Former US President Donald is taking legal action against his subpoena by the investigative committee into the attack on the Capitol.
Trump's attorneys filed a lawsuit in a Florida state court to challenge the panel's subpoena. The committee had asked Trump to be available for a multi-day questioning under oath starting next Monday. This move was a rare escalation to an ex-president.
After the summons, Trump initially left open how he would react. Now he only reacted with his lawsuit shortly before the scheduled testimony date. Trump's lawyers argued, among other things, that the committee had no authority to force the Republican to testify. In addition, the subpoena violates, among other things, the executive privilege of the ex-president. This is a President's prerogative to keep certain information secret.
On January 6, 2021, Trump supporters violently stormed the seat of parliament in the capital Washington. Congress met there to formally confirm Democrat Joe Biden's victory in the presidential election. Trump had previously incited his supporters in a speech that he had been deprived of a victory by massive election fraud. Five people died as a result of the riots.
Trump is said to have known about the attack
The committee in the House of Representatives is working on the attack. In several public hearings, Trump was heavily incriminated by witnesses. According to this, Trump knew that the protesters were armed on the day of the Capitol attack and deliberately sent them to the congressional seat. Former confidants also said Trump actively attempted to overturn the election result, despite senior figures close to him openly denying allegations of voter fraud.

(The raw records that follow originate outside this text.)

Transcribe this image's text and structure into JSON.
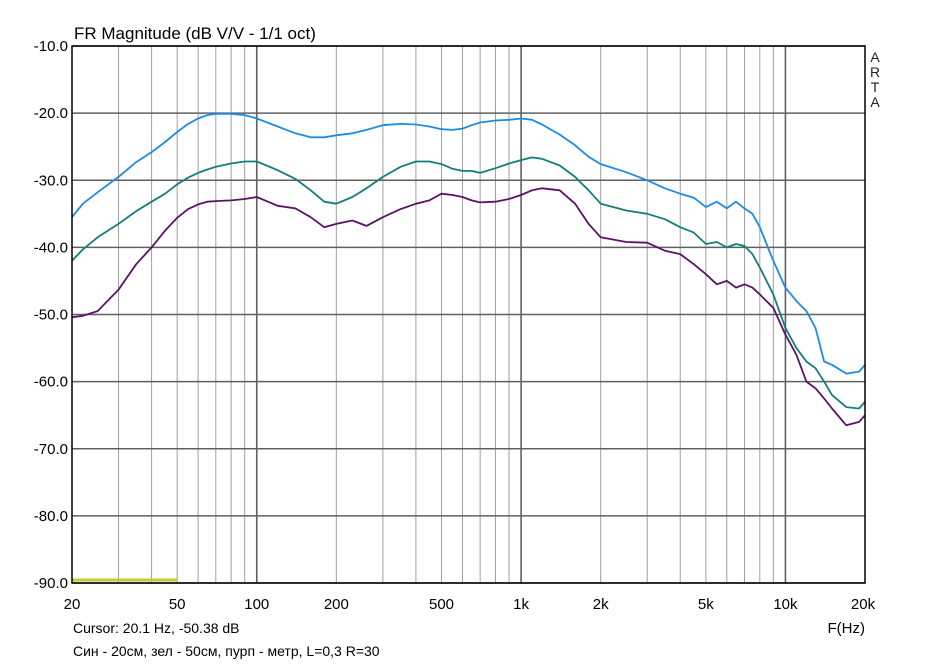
{
  "chart_data": {
    "type": "line",
    "title": "FR Magnitude (dB V/V - 1/1 oct)",
    "xlabel": "F(Hz)",
    "ylabel": "",
    "x_scale": "log",
    "xlim": [
      20,
      20000
    ],
    "ylim": [
      -90,
      -10
    ],
    "grid": true,
    "x_tick_labels": [
      {
        "value": 20,
        "label": "20"
      },
      {
        "value": 50,
        "label": "50"
      },
      {
        "value": 100,
        "label": "100"
      },
      {
        "value": 200,
        "label": "200"
      },
      {
        "value": 500,
        "label": "500"
      },
      {
        "value": 1000,
        "label": "1k"
      },
      {
        "value": 2000,
        "label": "2k"
      },
      {
        "value": 5000,
        "label": "5k"
      },
      {
        "value": 10000,
        "label": "10k"
      },
      {
        "value": 20000,
        "label": "20k"
      }
    ],
    "y_ticks": [
      {
        "value": -10,
        "label": "-10.0"
      },
      {
        "value": -20,
        "label": "-20.0"
      },
      {
        "value": -30,
        "label": "-30.0"
      },
      {
        "value": -40,
        "label": "-40.0"
      },
      {
        "value": -50,
        "label": "-50.0"
      },
      {
        "value": -60,
        "label": "-60.0"
      },
      {
        "value": -70,
        "label": "-70.0"
      },
      {
        "value": -80,
        "label": "-80.0"
      },
      {
        "value": -90,
        "label": "-90.0"
      }
    ],
    "watermark": [
      "A",
      "R",
      "T",
      "A"
    ],
    "cursor_text": "Cursor: 20.1 Hz, -50.38 dB",
    "note": "Син - 20см, зел - 50см, пурп - метр, L=0,3 R=30",
    "colors": {
      "grid": "#a0a0a0",
      "grid_decade": "#606060",
      "marker": "#c8c832",
      "blue": "#1c8ce4",
      "teal": "#127f7a",
      "purple": "#5a1464"
    },
    "marker_band": {
      "x_start": 20,
      "x_end": 50,
      "y": -90
    },
    "series": [
      {
        "color": "#1c8ce4",
        "x": [
          20,
          22,
          25,
          30,
          35,
          40,
          45,
          50,
          55,
          60,
          65,
          70,
          80,
          90,
          100,
          120,
          140,
          160,
          180,
          200,
          230,
          260,
          300,
          350,
          400,
          450,
          500,
          550,
          600,
          650,
          700,
          800,
          900,
          1000,
          1100,
          1200,
          1400,
          1600,
          1800,
          2000,
          2500,
          3000,
          3500,
          4000,
          4500,
          5000,
          5500,
          6000,
          6500,
          7000,
          7500,
          8000,
          9000,
          10000,
          11000,
          12000,
          13000,
          14000,
          15000,
          17000,
          19000,
          20000
        ],
        "y": [
          -35.5,
          -33.5,
          -31.8,
          -29.5,
          -27.3,
          -25.8,
          -24.3,
          -22.8,
          -21.6,
          -20.8,
          -20.3,
          -20.1,
          -20.1,
          -20.3,
          -20.8,
          -22.0,
          -23.0,
          -23.6,
          -23.6,
          -23.3,
          -23.0,
          -22.5,
          -21.8,
          -21.6,
          -21.7,
          -22.0,
          -22.4,
          -22.5,
          -22.3,
          -21.8,
          -21.4,
          -21.1,
          -21.0,
          -20.8,
          -21.0,
          -21.7,
          -23.2,
          -24.8,
          -26.5,
          -27.6,
          -28.8,
          -30.0,
          -31.2,
          -32.0,
          -32.6,
          -34.0,
          -33.2,
          -34.2,
          -33.2,
          -34.2,
          -35.0,
          -37.0,
          -42.0,
          -46.0,
          -48.0,
          -49.5,
          -52.0,
          -57.0,
          -57.5,
          -58.8,
          -58.5,
          -57.5
        ]
      },
      {
        "color": "#127f7a",
        "x": [
          20,
          22,
          25,
          30,
          35,
          40,
          45,
          50,
          55,
          60,
          65,
          70,
          80,
          90,
          100,
          120,
          140,
          160,
          180,
          200,
          230,
          260,
          300,
          350,
          400,
          450,
          500,
          550,
          600,
          650,
          700,
          800,
          900,
          1000,
          1100,
          1200,
          1400,
          1600,
          1800,
          2000,
          2500,
          3000,
          3500,
          4000,
          4500,
          5000,
          5500,
          6000,
          6500,
          7000,
          7500,
          8000,
          9000,
          10000,
          11000,
          12000,
          13000,
          14000,
          15000,
          17000,
          19000,
          20000
        ],
        "y": [
          -42.0,
          -40.3,
          -38.5,
          -36.5,
          -34.6,
          -33.2,
          -32.0,
          -30.6,
          -29.6,
          -28.9,
          -28.4,
          -28.0,
          -27.5,
          -27.2,
          -27.2,
          -28.5,
          -29.8,
          -31.5,
          -33.2,
          -33.5,
          -32.5,
          -31.2,
          -29.5,
          -28.0,
          -27.2,
          -27.2,
          -27.6,
          -28.3,
          -28.6,
          -28.6,
          -28.9,
          -28.2,
          -27.5,
          -27.0,
          -26.6,
          -26.8,
          -27.8,
          -29.5,
          -31.5,
          -33.5,
          -34.5,
          -35.0,
          -35.8,
          -37.0,
          -37.8,
          -39.5,
          -39.2,
          -40.0,
          -39.5,
          -39.8,
          -41.0,
          -43.0,
          -47.0,
          -52.0,
          -55.0,
          -57.0,
          -58.0,
          -60.0,
          -62.0,
          -63.8,
          -64.0,
          -63.0
        ]
      },
      {
        "color": "#5a1464",
        "x": [
          20,
          22,
          25,
          28,
          30,
          35,
          40,
          45,
          50,
          55,
          60,
          65,
          70,
          80,
          90,
          100,
          120,
          140,
          160,
          180,
          200,
          230,
          260,
          300,
          350,
          400,
          450,
          500,
          550,
          600,
          650,
          700,
          800,
          900,
          1000,
          1100,
          1200,
          1400,
          1600,
          1800,
          2000,
          2500,
          3000,
          3500,
          4000,
          4500,
          5000,
          5500,
          6000,
          6500,
          7000,
          7500,
          8000,
          9000,
          10000,
          11000,
          12000,
          13000,
          14000,
          15000,
          17000,
          19000,
          20000
        ],
        "y": [
          -50.4,
          -50.2,
          -49.5,
          -47.5,
          -46.3,
          -42.5,
          -40.0,
          -37.5,
          -35.6,
          -34.3,
          -33.6,
          -33.2,
          -33.1,
          -33.0,
          -32.8,
          -32.5,
          -33.8,
          -34.2,
          -35.5,
          -37.0,
          -36.5,
          -36.0,
          -36.8,
          -35.5,
          -34.3,
          -33.5,
          -33.0,
          -32.0,
          -32.2,
          -32.5,
          -33.0,
          -33.3,
          -33.2,
          -32.8,
          -32.2,
          -31.5,
          -31.2,
          -31.5,
          -33.5,
          -36.5,
          -38.5,
          -39.2,
          -39.3,
          -40.5,
          -41.0,
          -42.5,
          -44.0,
          -45.5,
          -45.0,
          -46.0,
          -45.5,
          -46.0,
          -47.0,
          -49.0,
          -53.0,
          -56.0,
          -60.0,
          -61.0,
          -62.5,
          -64.0,
          -66.5,
          -66.0,
          -65.0
        ]
      }
    ]
  }
}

In addition to the summons to testify, the investigative committee also asked Trump to hand over a large number of documents. Among other things, Trump should hand over data on all phone calls, text messages and communication via the chat service Signal on the day of the attack. He should also disclose with whom he communicated in the days about the outcome of the presidential election. The committee had originally set November 4 as the deadline, but then extended it by a few days.
Republicans torpedoed the committee
Trump had repeatedly attacked the body in the past and described the allegations as lies. The committee had a difficult time from the start: the Republicans torpedoed a bipartisan investigation into the Capitol attack and ultimately also the committee more or less from the beginning. After public disputes, there are seven Democrats on the committee - and only two Republicans, both of whom are proven Trump critics and will no longer belong to the next House of Representatives.
The Congress Chamber was completely re-elected last Tuesday. It is not yet clear who will control the House of Representatives in the future. It currently looks more like the Republicans will be in charge there from January. The body is currently in the final stages of its work.
Trump is expected to announce a new presidential bid for the 2024 election next Tuesday evening (local time). Trump promised a "very big announcement" for that evening and has given specific instructions in this direction with increasing vehemence in the past few weeks and months.
The Republican is currently involved in various legal battles: Among other things, he is being investigated because he kept secret government documents in his private home Mar-a-Lago - long after he left the White House.